Results: A total of 354 myopes (230 females [64.7%]), with a mean (standard deviation) age of 22.2 (3.8) years, were considered. The mean (standard deviation) annualized progression was -0.10 (0.21), -0.08 (0.2), and -0.04 (0.21) D in the 18- to 21-year, 22- to 26-year, and 27- to 30-year age groups, respectively (P = .003). The difference between 18- to 21- and 27- to 30-year age groups was significant (P = .05), whereas all other pairwise comparisons were not significant. The proportion (95% confidence interval) of progressors in the 18- to 21-, >21- to 26-, and >26- to 30-year age groups was 18.3% (14.9 to 21.7%), 10.9% (7.1 to 14.7%), and 8.8% (4.4 to 13.1%), respectively. The proportion of progressors working or studying in a higher learning/academic environment was 16.2% with an odds ratio (95% confidence interval) for progression of 2.07 (1.15 to 3.74) compared with those in nonacademic environments (P = .02), with no significant effect of sex or ethnicity.

Conclusions: This study is consistent with other studies on myopia in young adults, which show that myopia does not progress by substantial amounts throughout the adult years, particularly after the age of 21 years. Although future studies may be challenged by the small rates of change and the small proportion of progressors, further research is needed to understand the implications of adult myopia progression on clinical management.

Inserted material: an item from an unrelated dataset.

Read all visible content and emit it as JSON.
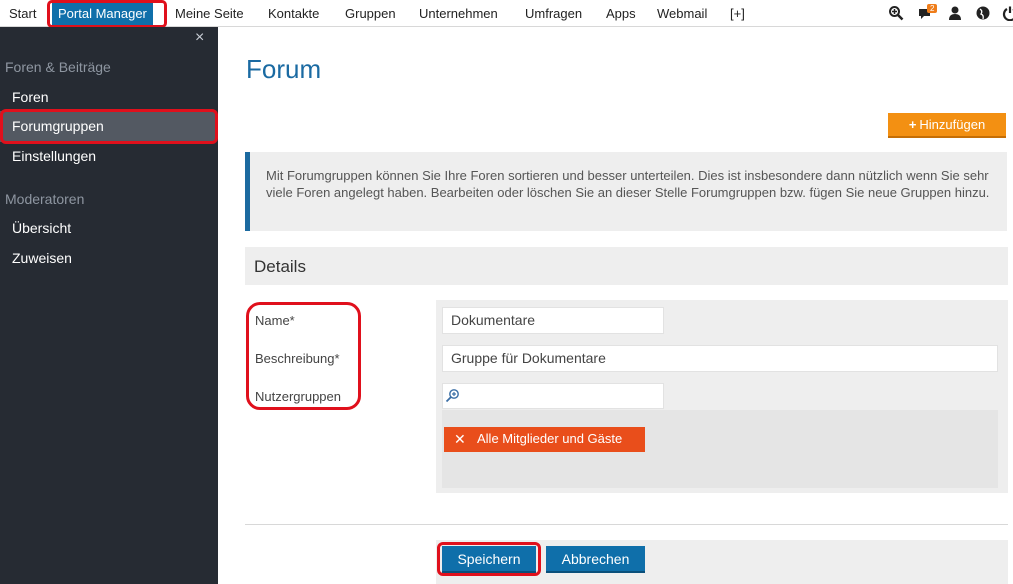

Khan, H. A., Naduvilath, T., Tahhan, N., & Sankaridurg, P. R. (2023). Myopia Progression in Adults: A Retrospective Analysis. Optometry and Vision Science, 100(8), 537-542.              



Hashim Ali Khan is a current PhD candidate working on Adult Myopia with Prof. Padmaja Sankaridurg, Dr. Nina Tahhan, and A/Prof. Thomas Naduvilath, at the Brien Holden Vision Institute, University of New South Wales, Sydney.